Here I sit, thinking about Christmas, and my heart is so full it could almost be Thanksgiving. I decided to come share, and find myself oddly short on words. So this may be a “scribble scrabble letter,” as Jo March would say. (I don’t have a copy of Little Women, so feel free to correct the quote in the comments.)
Although Jack passed on October 1st last year, it feels like it’s Christmas that marks the true end of my first year of freedom. I was still finding my way in those first few months, navigating “new widowhood” waters. So much has changed.
Things are still changing, as I’m recognizing ingrained “training” and countering it. Like the day, only a few months ago, when I realized I was rushing through a store and stopped in the middle of an aisle, frozen by the realization that I was still acting as if he were at home growing progressively angrier at my absence. There was NO ONE, other than me, who cared where I was or what I was doing. Yes, I intentionally slowed down and chose to enjoy the process.
So, side note: When you’re coming out of an abusive relationship, realize that it will take time to deal with all your baggage. That was a heavy backpack I’d not even realized I was wearing.
So many wonderful things have happened in the past year. Relationships that had been strained (because of him) have been growing increasingly stronger. My emotional health has improved unimaginably. And my physical health, TIA aside, has been great too.

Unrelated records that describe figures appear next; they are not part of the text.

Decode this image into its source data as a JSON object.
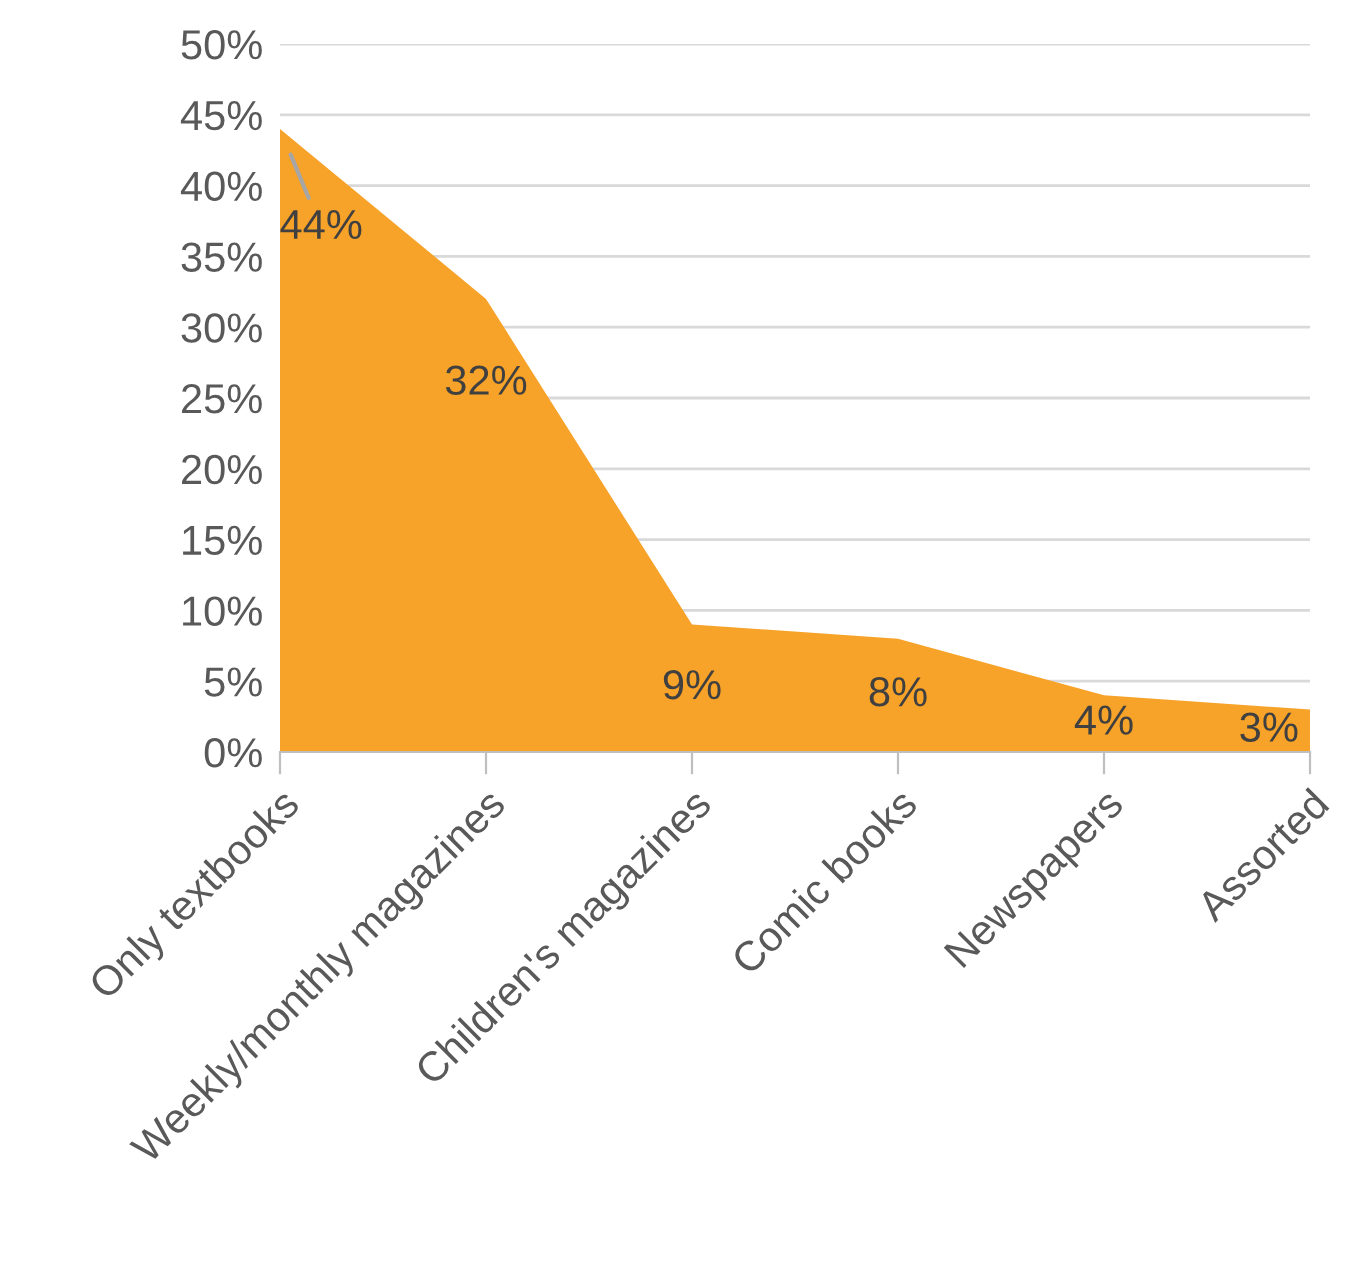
{
  "chart_data": {
    "type": "area",
    "categories": [
      "Only textbooks",
      "Weekly/monthly magazines",
      "Children's magazines",
      "Comic books",
      "Newspapers",
      "Assorted"
    ],
    "values": [
      44,
      32,
      9,
      8,
      4,
      3
    ],
    "value_labels": [
      "44%",
      "32%",
      "9%",
      "8%",
      "4%",
      "3%"
    ],
    "color": "#f7a228",
    "ylim": [
      0,
      50
    ],
    "yticks": [
      {
        "value": 0,
        "label": "0%"
      },
      {
        "value": 5,
        "label": "5%"
      },
      {
        "value": 10,
        "label": "10%"
      },
      {
        "value": 15,
        "label": "15%"
      },
      {
        "value": 20,
        "label": "20%"
      },
      {
        "value": 25,
        "label": "25%"
      },
      {
        "value": 30,
        "label": "30%"
      },
      {
        "value": 35,
        "label": "35%"
      },
      {
        "value": 40,
        "label": "40%"
      },
      {
        "value": 45,
        "label": "45%"
      },
      {
        "value": 50,
        "label": "50%"
      }
    ],
    "grid": "y",
    "legend": false
  }
}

Where my body is concerned, I’ve had more money and mental real estate to invest in taking care of me. I’d tried before, because I knew I had to stay healthy to keep him healthy, but his care had always been the priority. Now I am at a place where I know what works for me and I’m able to plan to maintain. For instance, knowing I’ll go months without widows’ benefits, I’ve been buying my key supplements in advance. Part of them anyway. I could never have done that before.
The biggest change is peace. I always tried to stay focused on God, and had His gift of peace, but the peace that comes from no constant strife and no 24/7 television? That is something I still delight over. My home is so quiet most of the time that…it’s bliss.
And it’s true. I really don’t own a television and it’s by choice. Many people think I’m nuts, but on those rare occasions when I’m in the mood, like during this season of The Voice, I watch with my sister on the couch that’s only steps away. (And yes, I’m glad Huntley won, though I felt the last four all could have.)
I’ve been asked if I plan to stay in my tiny home until Jesus comes back. Yes, unless God has a different plan, I do. I am happier here than I have been anywhere. I hate housework, and this requires almost none. I love silence and this gives me much. I have family right here, and love the casual time I spend with them.
Yeah, that’s a big part of why I’m so thankful this Christmas season. Casual fellowship with family is a beautiful thing. It doesn’t have to be planned; it just happens. Even my grandson pops in on occasion, sometimes with his fiancé, and that sort of thing never would have happened before. Frankly, it would have made me uncomfortable on many levels back when Jack ruled the house.
As I celebrate Jesus this season and look to 2024 with anticipation, my heart is full. There were so many years when… Nah, not even going to think about those years. They’re over. God has brought me into a new season.
“Look, the winter is past, and the rains are over and gone. The flowers are springing up, the season of singing birds has come, and the cooing of turtledoves fills the air.”
Song of Songs 2:11-12 NLT
Celebrating Jesus!
Tammy C
I am happy you are doing so well. I know the silence and love it too. I also love the freedom to spontaneously change my plans and stay out all day (and night) if I want to. Going months without your widows pension? I thought widows pension was continued until social security kicks in.
Ok, if this shows up multiple times in different places, I did something wrong. I actually responded as soon as I approved your comment, but I’m not seeing it.
Survivor’s (AKA Widow’s) benefits can start at 60, and roll over to regular Social Security at 65. All of that is true. BUT.
If you work, which I do, until you turn…67?…you only get a percentage of the benefits. How much you get is based on how much you make, of course.
But here’s the kicker. It’s not that each check is a percentage of what you would get if you weren’t working. It’s that you only get a certain percentage of checks. For example, in 2023 I didn’t start “earning” until May and didn’t get my first check until June. I’m pretty sure 2024 will see me checkless again from February through May.